From mboxrd@z Thu Jan  1 00:00:00 1970
From: Hans Reiser <reiser@namesys.com>
Subject: Re: Linux Gazette benchmark Reiser 4
Date: Mon, 09 Jan 2006 23:57:36 -0800
Message-ID: <43C368F0.7020202@namesys.com>
References: <e50d039c0601061010k51b103e4qb799090d52e7b744@mail.gmail.com> <op.s2y0t2t2cigqcu@apollo13> <43BECFF3.10204@namesys.com> <43C18D32.8020106@namesys.com>
Mime-Version: 1.0
Content-Transfer-Encoding: 7bit
Return-path: <reiserfs-list-return-27651-reiserfs=m.gmane.org@namesys.com>
list-help: <mailto:reiserfs-list-help@namesys.com>
list-unsubscribe: <mailto:reiserfs-list-unsubscribe@namesys.com>
list-post: <mailto:reiserfs-list@namesys.com>
Errors-To: flx@namesys.com
In-Reply-To: <43C18D32.8020106@namesys.com>
List-Id: <reiserfs-devel.vger.kernel.org>
Content-Type: text/plain; charset="us-ascii"
To: Edward Shishkin <edward@namesys.com>
Cc: PFC <lists@peufeu.com>, jpiszcz@lucidpixels.com, reiserfs-list@namesys.com, Alexander Zarochentcev <zam@namesys.com>

Did we really do the sophisticated statistical analysis below?  I
assumed we had just taken a look at how much our numbers tended to vary,
and based on experience assumed anything less than 2% was not above
noise.;-) 

The other rule of thumb I have is that really short times can be
amazingly unreliable indicators even when reproduceable.  I am not
entirely sure of why, but I know it to be true.;-)  People suggest such
things as timer inaccuracy, but perhaps there is more inaccuracy than
that could explain.  Perhaps it is scheduler timing related?  I don't
know why it is, I just know it is so.

I do like the way Zam did the red/green/black numbers by the way, I
think I forgot to compliment him on it (it was Zam who did it?).

We need to reproduce Justin's benchmark, fixing the mistakes he made in
its design, and then see how we do at it.  We need to know such things
as, how did he generate filenames, etc.  When people get back....

Hans

Edward Shishkin wrote:

> Hans Reiser wrote:
>
>> PFC wrote:
>>
>>  
>>
>>>    Hehe.

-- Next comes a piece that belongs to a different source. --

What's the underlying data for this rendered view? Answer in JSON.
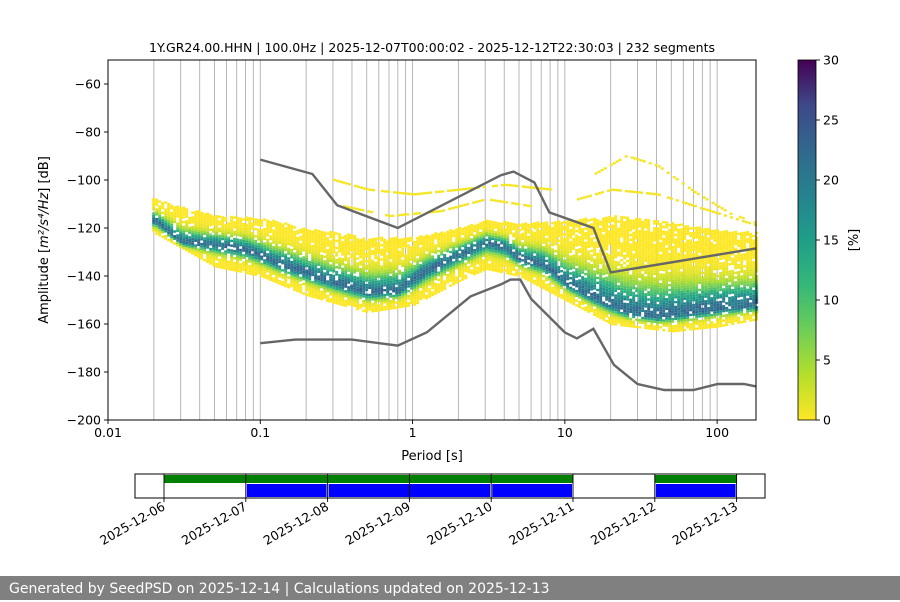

Wow. Sure, a benchmark that runs in 0.03 seconds for the
>>> fastest  one and 0.07 seconds for the slowest one looks pretty
>>> reliable to me. How  much time does it take to spawn the "touch"
>>> process 10k times ? Hm... I'd  guess most of the benchmark time ?
>>>   
>>
>>
>>  
>>
>
> Let's consider this important aspect of benchmarking more carefully.
> So there is an interesting question: how much should be a difference
> in order to approve that some fs really wins at this statistics? Is
> there any guarantee you won't get, say, 0.05 and 0.02 after next run?
> Sorry, but I didn't find any answer in Justin's notes, NOTE5 (Tests
> Performed) says that questionable tests were re-run, but it seems we
> need something kinda research here instead of re-run.
>
> Below are some comments for how this problem is resolved (1*) in mongo
> benchmark. Look for example at this table:
> http://www.namesys.com/benchmarks.html#mongo.2.6.11
> Fractions like 0.982 (D/A), 1.017 (C/A) are in black color, it means
> that we _can not_ do any assumptions about winner because
> |1 - X/A| < 0.02. What the magic M = 0.02 is?
> Let's run the same phase for the same settings (file system, file set,
> etc..) 10 times. We will obtain for the same statistics X a set of
> different (because of errors) values x1, x2, ..., x10. Suppose that
> X has a normal distribution (any objections?). It means that we can
> calculate its trusted interval for a single measurement (2*) as
> [X - d(P), X + d(P)], where d(P) = D*U(P), D is dispersion and U(P)
> should be found from the standard table by any nominated value of
> trusted probability P (3*).
> Now we have the following simple criterion (*4):
>
> |A - X| >= 2d(P), i.e. |1 - X/A| >= 2D*U(P)/A
>
> |           |<-d->|    |<-d->|
> ------<-----|----->----<-----|----->------
>            A                X
>
> The magic M = 0.02 for mongo benchmark was calculated as 2D*U(P)/A
> for the trusted probability P=0.85 (5*).
> Now it is clear from the formula above why statistics shouldn't be
> too small: because the criterion becomes false. I am sure (and it
> is easy to check) 2d(P=0.85) is much more then |0.07 - 0.03| as it
> is in the case of find 10000 files. By the way, some settings, which
> provide a small values (~5 sec) of the mongo STATS statistics also
> make this criterion false.
>
>
> (1*) Maybe this is not a perfect way, but it is better then nothing
> (2*) For N measurements the expression for boundaries becomes a bit
>     complicated.
> (3*) For P=0.85 (as we can found in any scientific book) U(P)=1.44
> (4*) One more assumption here about identical distributions of A and X
> (5*) Actually D = max(D_create, D_copy, D_read, D_delete, D_dd), where
>     D_each_phase was estimated once by 10 measurements with some fixed
>     settings by the standard way:
>     D^2 = ((x - x1)^2 + ... + (x - x10)^2)/(10 - 1), where
>     x = (x1 + ... + x10)/10 is an average value.
>
> Edward.
>
>
>
>